Los acompañó por otra puerta y por otro pasillo estrecho, y finalmente llegaron al Despacho Oval.

El presidente estaba sentado de espaldas a tres ventanales saledizos curvados. Los estores estaban bajados para atenuar el sol de agosto que iluminaba aquella vidriera orientada al sur. Woody observó que Roosevelt descansaba en una silla de oficina corriente, no en la de ruedas. Llevaba un traje blanco y fumaba con boquilla.

No era especialmente atractivo. Tenía entradas pronunciadas y mentón prominente, y llevaba unos quevedos que parecían aproximar sus ojos entre sí. Con todo, había algo que le confería un atractivo inmediato en su encantadora sonrisa, en su gesto al tender la mano y en el cordial tono de voz con que dijo:

—Me alegro de verte, Gus. Pasa.

—Señor presidente, supongo que recordará a mi hijo mayor, Woodrow.

—Por supuesto. ¿Cómo te va en Harvard, Woody?

—Bien, señor, gracias. Estoy en el grupo de debate. —Sabía que los políticos tenían la habilidad de fingir que conocían a todo el mundo íntimamente. O tenían una excelente memoria o sus secretarias se la refrescaban con suma eficacia.

—Yo también estudié en Harvard. Sentaos, sentaos. —Roosevelt retiró el resto del cigarrillo de la boquilla y lo apagó en un cenicero a rebosar—. Gus, ¿qué diablos está ocurriendo en Europa?

Woody pensó que, obviamente, el presidente sabía lo que estaba ocurriendo en Europa. Disponía de todo un Departamento de Estado para que le informase al respecto. Pero quería conocer el análisis de Gus Dewar.

—En mi opinión, Alemania y la Unión Soviética siguen siendo enemigos mortales —dijo Gus.

—Es lo que todos creemos. Pero, entonces, ¿por qué han firmado el pacto?

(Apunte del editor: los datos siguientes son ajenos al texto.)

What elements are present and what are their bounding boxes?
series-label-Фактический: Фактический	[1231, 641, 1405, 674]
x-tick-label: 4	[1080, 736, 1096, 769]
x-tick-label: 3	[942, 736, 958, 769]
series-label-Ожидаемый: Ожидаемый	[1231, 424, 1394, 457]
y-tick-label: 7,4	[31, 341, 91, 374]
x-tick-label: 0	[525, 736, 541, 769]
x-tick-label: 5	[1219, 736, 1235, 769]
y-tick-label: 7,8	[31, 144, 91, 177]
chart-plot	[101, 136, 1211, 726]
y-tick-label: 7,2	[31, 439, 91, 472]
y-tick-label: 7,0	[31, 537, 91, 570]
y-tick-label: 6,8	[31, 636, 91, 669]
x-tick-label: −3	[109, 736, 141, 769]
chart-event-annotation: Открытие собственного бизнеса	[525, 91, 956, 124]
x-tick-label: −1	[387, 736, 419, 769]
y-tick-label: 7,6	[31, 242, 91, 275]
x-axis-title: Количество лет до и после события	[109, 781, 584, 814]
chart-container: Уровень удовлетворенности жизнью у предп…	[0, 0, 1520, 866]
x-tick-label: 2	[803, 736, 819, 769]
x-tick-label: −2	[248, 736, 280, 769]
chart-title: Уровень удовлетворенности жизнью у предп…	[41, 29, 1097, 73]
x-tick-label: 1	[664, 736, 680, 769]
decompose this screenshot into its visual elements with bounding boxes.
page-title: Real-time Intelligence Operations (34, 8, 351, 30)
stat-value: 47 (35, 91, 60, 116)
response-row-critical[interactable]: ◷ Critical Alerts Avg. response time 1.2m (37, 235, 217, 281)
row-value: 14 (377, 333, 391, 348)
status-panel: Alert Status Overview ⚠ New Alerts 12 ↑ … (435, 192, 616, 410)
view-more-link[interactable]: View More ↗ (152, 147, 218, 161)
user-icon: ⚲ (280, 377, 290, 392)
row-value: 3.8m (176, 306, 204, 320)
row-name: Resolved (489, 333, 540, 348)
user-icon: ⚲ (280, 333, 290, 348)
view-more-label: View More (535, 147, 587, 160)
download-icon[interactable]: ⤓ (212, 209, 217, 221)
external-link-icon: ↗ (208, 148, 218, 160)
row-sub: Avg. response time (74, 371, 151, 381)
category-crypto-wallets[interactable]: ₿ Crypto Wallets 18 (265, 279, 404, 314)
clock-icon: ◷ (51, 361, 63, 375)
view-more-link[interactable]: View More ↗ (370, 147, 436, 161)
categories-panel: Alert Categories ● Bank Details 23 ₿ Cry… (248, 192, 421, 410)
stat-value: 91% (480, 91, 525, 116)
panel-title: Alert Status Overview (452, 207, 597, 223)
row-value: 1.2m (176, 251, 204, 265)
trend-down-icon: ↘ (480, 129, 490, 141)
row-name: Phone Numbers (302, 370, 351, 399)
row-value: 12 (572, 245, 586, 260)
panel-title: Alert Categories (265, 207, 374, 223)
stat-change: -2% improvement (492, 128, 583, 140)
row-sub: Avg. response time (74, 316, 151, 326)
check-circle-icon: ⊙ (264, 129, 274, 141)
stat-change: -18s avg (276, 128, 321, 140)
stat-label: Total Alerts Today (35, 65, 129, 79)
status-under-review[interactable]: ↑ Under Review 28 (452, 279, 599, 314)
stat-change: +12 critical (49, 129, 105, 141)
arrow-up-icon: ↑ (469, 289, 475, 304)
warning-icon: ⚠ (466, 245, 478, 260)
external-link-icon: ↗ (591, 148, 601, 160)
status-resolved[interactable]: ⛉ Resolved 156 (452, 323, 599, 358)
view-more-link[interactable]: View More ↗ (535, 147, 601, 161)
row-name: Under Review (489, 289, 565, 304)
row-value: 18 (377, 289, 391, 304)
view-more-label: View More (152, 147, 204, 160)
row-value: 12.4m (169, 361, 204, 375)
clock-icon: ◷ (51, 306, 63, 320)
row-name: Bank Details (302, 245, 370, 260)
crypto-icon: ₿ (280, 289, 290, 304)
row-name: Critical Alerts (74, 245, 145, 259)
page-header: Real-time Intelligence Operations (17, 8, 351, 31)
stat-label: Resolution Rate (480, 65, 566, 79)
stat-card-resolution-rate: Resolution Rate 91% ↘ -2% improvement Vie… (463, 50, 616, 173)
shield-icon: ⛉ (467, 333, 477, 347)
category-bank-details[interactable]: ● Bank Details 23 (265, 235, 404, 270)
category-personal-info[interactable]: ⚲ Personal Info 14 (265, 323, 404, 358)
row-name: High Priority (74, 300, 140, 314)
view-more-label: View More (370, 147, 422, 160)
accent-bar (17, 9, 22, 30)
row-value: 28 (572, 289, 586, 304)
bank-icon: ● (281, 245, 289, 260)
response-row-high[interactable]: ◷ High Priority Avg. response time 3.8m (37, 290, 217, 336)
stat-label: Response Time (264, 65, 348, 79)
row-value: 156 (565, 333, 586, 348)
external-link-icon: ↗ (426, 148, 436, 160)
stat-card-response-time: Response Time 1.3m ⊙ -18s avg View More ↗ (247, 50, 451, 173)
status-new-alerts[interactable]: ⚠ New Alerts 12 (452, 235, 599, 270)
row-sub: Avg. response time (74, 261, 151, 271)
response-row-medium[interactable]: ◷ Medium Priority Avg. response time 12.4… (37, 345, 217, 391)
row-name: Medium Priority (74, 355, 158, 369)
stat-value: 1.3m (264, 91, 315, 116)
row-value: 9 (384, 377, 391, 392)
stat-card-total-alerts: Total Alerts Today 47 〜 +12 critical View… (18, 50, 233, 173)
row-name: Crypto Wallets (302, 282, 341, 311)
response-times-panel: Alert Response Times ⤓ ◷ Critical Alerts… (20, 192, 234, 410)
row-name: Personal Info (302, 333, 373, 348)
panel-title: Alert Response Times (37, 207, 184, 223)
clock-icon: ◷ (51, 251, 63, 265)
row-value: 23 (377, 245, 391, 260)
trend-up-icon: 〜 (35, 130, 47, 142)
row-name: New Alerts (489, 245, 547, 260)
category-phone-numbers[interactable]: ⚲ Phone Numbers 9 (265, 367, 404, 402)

—Por la conveniencia de ambos a corto plazo. Stalin necesita tiempo. Quiere reforzar el Ejército Rojo para derrotar a los alemanes si se da el caso.

—¿Y el otro?

—Hitler está a todas luces a punto de hacer algo en Polonia. La prensa alemana va repleta de historias ridículas sobre el maltrato que los polacos dispensan a la población germanohablante. Hitler no espolea el odio sin una finalidad. Sea lo que sea lo que está planeando, no quiere que los soviéticos se interpongan en su camino. De ahí el pacto.

—Hull opina prácticamente lo mismo —Cordell Hull era secretario de Estado—, pero no sabe qué ocurrirá después. ¿Permitirá Stalin que Hitler haga lo que quiera?

—Me inclino a creer que se repartirán Polonia en las próximas dos semanas.

—Y después, ¿qué?

—Hace unas horas los británicos han firmado un nuevo tratado con los polacos comprometiéndose a brindarles ayuda si son atacados.

—Pero ¿qué pueden hacer?

—Nada, señor. El ejército, la armada y las fuerzas aéreas británicas no tienen capacidad para evitar que los alemanes invadan Polonia.

—¿Qué crees que deberíamos hacer, Gus? —preguntó el presidente.

Woody sabía que aquella era la oportunidad de su padre. Iba a disponer de toda la atención del presidente durante unos minutos. Era una ocasión extraordinaria para hacer que algo ocurriese. Woody cruzó los dedos discretamente.

Gus se inclinó hacia delante.

—No queremos que nuestros hijos vayan a la guerra, como hicimos nosotros. —Roosevelt tenía cuatro hijos de entre veinte y treinta años. Woody comprendió en ese instante por qué se encontraba allí: su padre lo había llevado a la reunión para que su presencia hiciese pensar al presidente en sus propios hijos. Gus prosiguió, pausadamente—: No podemos volver a enviar a los jóvenes estadounidenses a Europa para que los aniquilen. El mundo necesita un cuerpo policial.

—¿En qué estás pensando? —dijo Roosevelt, sin comprometerse.

—La Sociedad de las Naciones no ha sido el fracaso que la gente cree. En los años veinte solventó un conflicto de fronteras entre Finlandia y Suecia, y otro entre Turquía e Irak. —Gus enumeraba también aquellos logros con los dedos—. Impidió que Grecia y Yugoslavia invadiesen Albania y convenció a Grecia para que se retirase de Bulgaria. Y envió una fuerza de paz para evitar hostilidades entre Colombia y Perú.

—Cierto. Pero en los años treinta…

—La Sociedad no era lo bastante fuerte para frenar la agresión fascista. La Sociedad estuvo coja desde el principio porque el Congreso se negó a ratificar el pacto, por lo que Estados Unidos nunca formó parte de ella. Necesitamos una versión nueva, liderada por Estados Unidos, eficaz. —Gus hizo una pausa—. Señor presidente, es demasiado pronto para renunciar a un mundo en paz.